The Rhodesians retreated further into the dark trees late on 30 May in a successful attempt to further confuse the guerrillas as to their precise position. Growing impatient, the cadres now began firing "anywhere and everywhere," in Swan's words. The RLI men kept silent to avoid giving their location away. Nationalists began coming into the trees after them, and again and again the Rhodesians held their fire until the last second before killing them and hiding their bodies. With each guerrilla attack, the 2 Commando men moved, turning the situation into one of cat and mouse. At Mapai, the column defeated a numerically superior and well-prepared FRELIMO–ZANLA force at the airstrip outside the town before resting for the night. Trooper C. J. Edmunds, who was killed during this action, was one of two Rhodesian fatalities during Operation Aztec. Rich's men were now able to call air support, which arrived minutes later in the form of Hawker Hunters, "our saviours", says Swan; the planes showered the guerrillas with SNEB rockets and 40 mm cannon fire, causing them to retreat back to Jorge do Limpopo. At Mapai, an RhAF Dakota was hit by an RPG-7 rocket while taking off at 20:00 on 30 May, killing its co-pilot, Flight Lieutenant Bruce Collocott.

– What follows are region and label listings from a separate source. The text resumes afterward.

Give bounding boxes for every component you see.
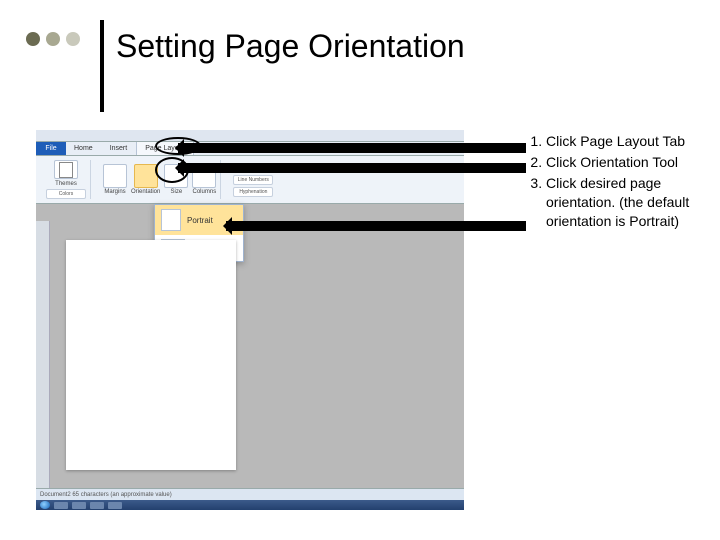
orientation-button[interactable] [134,164,158,188]
status-text: Document2 65 characters (an approximate … [40,492,172,498]
slide-title: Setting Page Orientation [116,28,465,65]
themes-icon [59,162,73,178]
hyphenation-button[interactable]: Hyphenation [233,187,273,197]
arrow-to-orientation [178,163,526,173]
ribbon-group-themes: Themes Colors [42,160,91,199]
taskbar-item[interactable] [90,502,104,509]
instruction-step: Click desired page orientation. (the def… [546,174,708,231]
window-titlebar [36,130,464,142]
status-bar: Document2 65 characters (an approximate … [36,488,464,500]
tab-file[interactable]: File [36,142,66,155]
dot-icon [46,32,60,46]
start-button-icon[interactable] [40,501,50,509]
taskbar-item[interactable] [54,502,68,509]
dot-icon [66,32,80,46]
portrait-page-icon [161,209,181,231]
line-numbers-button[interactable]: Line Numbers [233,175,273,185]
dot-icon [26,32,40,46]
arrow-to-option [226,221,526,231]
margins-label: Margins [104,189,125,195]
size-label: Size [171,189,183,195]
arrow-to-tab [178,143,526,153]
themes-label: Themes [55,181,77,187]
tab-insert[interactable]: Insert [102,142,137,155]
decorative-dots [26,32,80,46]
decorative-vertical-line [100,20,104,112]
orientation-label: Orientation [131,189,160,195]
themes-button[interactable] [54,160,78,179]
windows-taskbar [36,500,464,510]
document-page [66,240,236,470]
colors-button[interactable]: Colors [46,189,86,199]
instruction-step: Click Orientation Tool [546,153,708,172]
instruction-step: Click Page Layout Tab [546,132,708,151]
columns-label: Columns [193,189,217,195]
word-screenshot: File Home Insert Page Layout References … [36,130,464,510]
taskbar-item[interactable] [108,502,122,509]
taskbar-item[interactable] [72,502,86,509]
vertical-ruler [36,221,50,488]
instructions-list: Click Page Layout Tab Click Orientation … [528,132,708,232]
tab-home[interactable]: Home [66,142,102,155]
margins-button[interactable] [103,164,127,188]
slide-header [26,32,94,46]
portrait-label: Portrait [187,216,213,225]
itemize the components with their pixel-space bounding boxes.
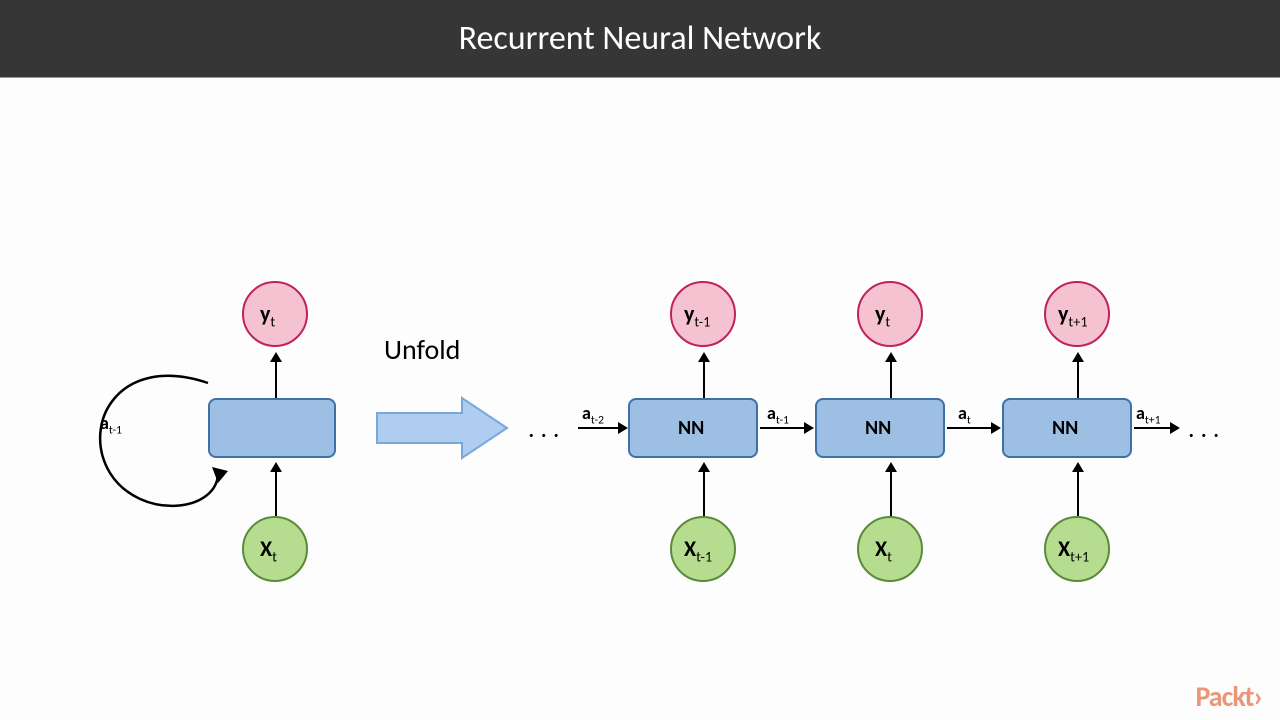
u2-y-label: yt (875, 300, 890, 330)
loop-label: at-1 (100, 412, 122, 438)
folded-x-label: Xt (260, 535, 277, 565)
u2-box-label: NN (865, 416, 891, 440)
u3-x-label: Xt+1 (1058, 535, 1089, 565)
u1-y-label: yt-1 (684, 300, 710, 330)
folded-arrow-box-to-y (275, 354, 277, 398)
u2-x-label: Xt (875, 535, 892, 565)
hidden-arrow-3 (947, 427, 999, 429)
folded-y-label: yt (260, 300, 275, 330)
unfold-label: Unfold (384, 332, 460, 367)
u3-box-label: NN (1052, 416, 1078, 440)
page-title: Recurrent Neural Network (459, 18, 822, 59)
u1-x-label: Xt-1 (684, 535, 712, 565)
recurrent-loop-icon (90, 363, 235, 523)
u2-arrow-box-to-y (890, 354, 892, 398)
folded-arrow-x-to-box (275, 464, 277, 516)
u2-arrow-x-to-box (890, 464, 892, 516)
u3-arrow-x-to-box (1077, 464, 1079, 516)
brand-logo: Packt› (1195, 679, 1262, 714)
hidden-label-4: at+1 (1136, 402, 1161, 428)
u1-arrow-box-to-y (703, 354, 705, 398)
ellipsis-right: . . . (1188, 412, 1219, 444)
hidden-label-3: at (958, 402, 971, 428)
unfold-arrow-icon (372, 395, 512, 461)
u3-y-label: yt+1 (1058, 300, 1088, 330)
diagram-canvas: at-1 yt Xt Unfold . . . yt-1 Xt-1 NN yt … (0, 78, 1280, 720)
hidden-label-1: at-2 (582, 402, 604, 428)
u1-arrow-x-to-box (703, 464, 705, 516)
u1-box-label: NN (678, 416, 704, 440)
hidden-label-2: at-1 (767, 402, 789, 428)
ellipsis-left: . . . (528, 412, 559, 444)
u3-arrow-box-to-y (1077, 354, 1079, 398)
title-bar: Recurrent Neural Network (0, 0, 1280, 78)
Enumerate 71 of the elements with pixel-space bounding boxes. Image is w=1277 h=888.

The next morning, on 31 May, the Rhodesians at Mapai blew up the damaged Dakota to avoid its discovery by the United Nations, which had warned Rhodesia to keep its troops out of Mozambique. The RhAF bombed FRELIMO and ZANLA positions around Mapai at the same time just before the Scouts' flying column attacked the village and took it without significant resistance. Hidden caches of materiel were captured, as well as several Soviet-manufactured ZANLA vehicles, which were repaired and then used to carry recovered weapons and equipment. Murphy's Selous Scouts were now told to turn south and lay waste to as much of the railway as they could within a distance of 20 km before returning. Murphy disregarded this restriction, however, wiping out railway bridges and stations as far south as Mabalane, about 75 km away; at Mabalane, his unit destroyed the only railway steam crane in Mozambique. Meanwhile, the RLI men in the pocket near Jorge do Limpopo, though dangerously low on food, equipment and weapons, held out for two more days without loss, killing several more cadres who attempted to overrun their position. On 2 June 1977, they were relieved by the rest of 2 Commando, who were returning from Mapai with the Selous Scouts column. The RLI sped along the nearby road in armoured trucks, firing heavily upon any guerrillas they saw, and stopped near where the pocketed men were hiding. When the men in the vehicles gave the all-clear signal Rich's men, by now emaciated due to exhaustion and lack of nourishment, ran to them with the last of their strength and had to be pulled into the trucks by their comrades.

==Aftermath==
By the time Aztec closed on 2 June 1977, at least 60 FRELIMO and ZANLA men had been killed, though Selous Scouts commanding officer Lieutenant-Colonel Ron Reid-Daly did not measure the operation's success in these terms. Instead what Lieutenant-Colonel Ronald Reid-Daly found to be the most important was the severe damage that had been inflicted upon ZANLA's morale and to FRELIMO's infrastructure in the region, which had been mostly destroyed. The destruction of Mozambique's railway in Gaza Province, limited the transfer of ZANLA fighters, and equipment from the Mozambican ports to the Rhodesian border.